(Reuters) - Forecasts for a return to dry weather for the balance of January in the already drought-stricken U.S. western Midwest and Plains are renewing worries among agriculture interests following the worst drought in more than 50 years in 2012.
“Dry weather will prevail in core drought areas of the western Midwest and Central Plains through the last half of January,” said Joel Widenor, agricultural meteorologist for Commodity Weather Group. “This will also prevent any long-term stabilization in river levels in the middle Mississippi River Valley.”
Heavy rainfall over the weekend in the southern Midwest provided much-needed soil moisture in some areas and also boosted river water levels, an agricultural meteorologist said on Tuesday.
However, the western Midwest and Plains States, areas where nearly all of the U.S. hard red winter wheat is grown, remained dry, and there are no forecasts for drought-relieving rain or snow soon.
Rainfall over the weekend was concentrated in the southern and southeast Midwest and helped boost river shipping prospects on the main U.S. waterway, the Mississippi River.
“It certainly was welcome and lifted the water level south of St. Louis,” said Don Keeney, meteorologist for MDA EarthSat Weather. “The only problem now is it looks dry for about two weeks, so water levels will be receding again.”
Two to four inches of rain, and up to five inches in some areas, were received over a broad area of the U.S. Delta and southern Midwest, he said.
Keeney said a cold snap this week may have caused some minor winterkill in areas of western Nebraska, and a blast of cold Arctic air is expected next week centered on the Midwest.
“It will drop to the single digits in the north, so this will need to be watched for some possible harm to some wheat,” he said. The bitter cold will not reach into the U.S. Plains hard red winter wheat region, he added.
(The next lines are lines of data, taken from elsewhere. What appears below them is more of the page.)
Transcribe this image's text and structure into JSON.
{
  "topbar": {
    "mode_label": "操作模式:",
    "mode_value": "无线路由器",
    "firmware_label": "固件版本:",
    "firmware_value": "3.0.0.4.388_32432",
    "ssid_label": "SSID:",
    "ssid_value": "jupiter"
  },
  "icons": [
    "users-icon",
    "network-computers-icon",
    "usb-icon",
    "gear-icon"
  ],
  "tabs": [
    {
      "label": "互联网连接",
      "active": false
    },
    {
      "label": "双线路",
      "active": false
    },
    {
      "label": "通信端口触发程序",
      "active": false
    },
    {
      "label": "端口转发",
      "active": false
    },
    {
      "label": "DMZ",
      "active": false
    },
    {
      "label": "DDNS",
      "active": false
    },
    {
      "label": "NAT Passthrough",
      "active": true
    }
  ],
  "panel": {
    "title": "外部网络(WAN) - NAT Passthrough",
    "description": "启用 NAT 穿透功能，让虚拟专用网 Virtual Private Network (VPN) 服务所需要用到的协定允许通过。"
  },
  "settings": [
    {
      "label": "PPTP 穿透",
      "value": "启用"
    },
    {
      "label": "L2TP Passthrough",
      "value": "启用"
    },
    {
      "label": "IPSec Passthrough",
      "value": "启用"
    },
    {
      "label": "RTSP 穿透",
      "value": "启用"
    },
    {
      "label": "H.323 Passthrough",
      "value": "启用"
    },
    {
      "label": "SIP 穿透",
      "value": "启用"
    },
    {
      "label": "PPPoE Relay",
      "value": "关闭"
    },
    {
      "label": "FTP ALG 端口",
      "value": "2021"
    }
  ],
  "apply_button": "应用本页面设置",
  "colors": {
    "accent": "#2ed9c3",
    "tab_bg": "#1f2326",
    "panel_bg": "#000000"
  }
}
The U.S. Plains remained tightly gripped by a severe drought, according to a report issued last week by a consortium of federal and state climatology experts, and fears mounted that another hot, dry year could lie ahead for key crop-growing and cattle-grazing regions.
The government declared much of the central and southern U.S. Wheat Belt a natural disaster area last Wednesday due to persistent drought threatening the winter wheat harvest.
In its first disaster declaration of the new year, the Agriculture Department made growers in large portions of four major wheat-growing states - Kansas, Colorado, Oklahoma and Texas - eligible for low-interest emergency loans.